A few different types of FMEA analyses exist, such as
* Functional
* Design, and
* Process FMEA.
Sometimes FMEA is extended to FMECA to indicate that criticality analysis is performed too.
FMEA is an inductive reasoning (forward logic) single point of failure analysis and is a core task in reliability engineering, safety engineering and quality engineering. Quality engineering is specially concerned with the "Process" (Manufacturing and Assembly) type of FMEA.
A successful FMEA activity helps to identify potential failure modes based on experience with similar products and processes - or based on common physics of failure logic. It is widely used in development and manufacturing industries in various phases of the product life cycle. ''Effects analysis'' refers to studying the consequences of those failures on different system levels.
Functional analyses are needed as an input to determine correct failure modes, at all system levels, both for functional FMEA or Piece-Part (hardware) FMEA. A FMEA is used to structure Mitigation for Risk reduction based on either failure (mode) effect severity reduction or based on lowering the probability of failure or both. The FMEA is in principle a full inductive (forward logic) analysis, however the failure probability can only be estimated or reduced by understanding the ''failure mechanism''. Ideally this probability shall be lowered to "impossible to occur" by eliminating the ''(root) causes''. It is therefore important to include in the FMEA an appropriate depth of information on the causes of failure (deductive analysis).
== Introduction ==
The FME(C)A is a design tool used to systematically analyze postulated component failures and identify the resultant effects on system operations. The analysis is sometimes characterized as consisting of two sub-analyses, the first being the failure modes and effects analysis (FMEA), and the second, the criticality analysis (CA). Successful development of an FMEA requires that the analyst include all significant failure modes for each contributing element or part in the system. FMEAs can be performed at the system, subsystem, assembly, subassembly or part level. The FMECA should be a living document during development of a hardware design. It should be scheduled and completed concurrently with the design. If completed in a timely manner, the FMECA can help guide design decisions. The usefulness of the FMECA as a design tool and in the decision-making process is dependent on the effectiveness and timeliness with which design problems are identified. Timeliness is probably the most important consideration. In the extreme case, the FMECA would be of little value to the design decision process if the analysis is performed after the hardware is built. While the FMECA identifies all part failure modes, its primary benefit is the early identification of all critical and catastrophic subsystem or system failure modes so they can be eliminated or minimized through design modification at the earliest point in the development effort; therefore, the FMECA should be performed at the system level as soon as preliminary design information is available and extended to the lower levels as the detail design progresses.

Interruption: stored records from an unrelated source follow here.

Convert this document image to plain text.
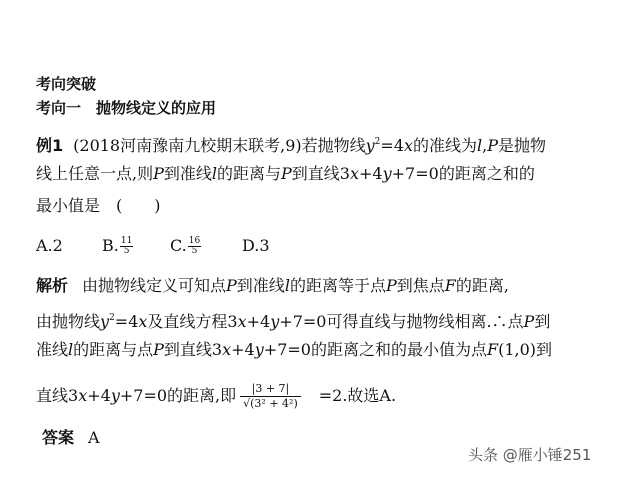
考向突破
考向一　抛物线定义的应用
例1 (2018河南豫南九校期末联考,9)若抛物线$y^2=4x$的准线为l,P是抛物
线上任意一点,则P到准线l的距离与P到直线3x+4y+7=0的距离之和的
最小值是　(　　)
A.2 B. $\frac{11}{5} C$. $\frac{16}{5}$	D.3
解析 由抛物线定义可知点P到准线l的距离等于点P到焦点F的距离,
由抛物线$y^2=4x$及直线方程3x+4y+7=0可得直线与抛物线相离.∴点P到
准线l的距离与点P到直线3x+4y+7=0的距离之和的最小值为点F(1,0)到
直线3x+4y+7=0的距离,即 $\frac{|3 + 7|}{\text{√(3² + 4²)}} =2$.故选A.
答案 A
头条 @雁小锤251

Remark: For more complete scenario modelling another type of Reliability analysis may be considered, for example fault tree analysis(FTA); a ''deductive'' (backward logic) failure analysis that may handle multiple failures within the item and/or external to the item including maintenance and logistics. It starts at higher functional / system level. An FTA may use the basic failure mode FMEA records or an effect summary as one of its inputs (the basic events). Interface hazard analysis, Human error analysis and others may be added for completion in scenario modelling.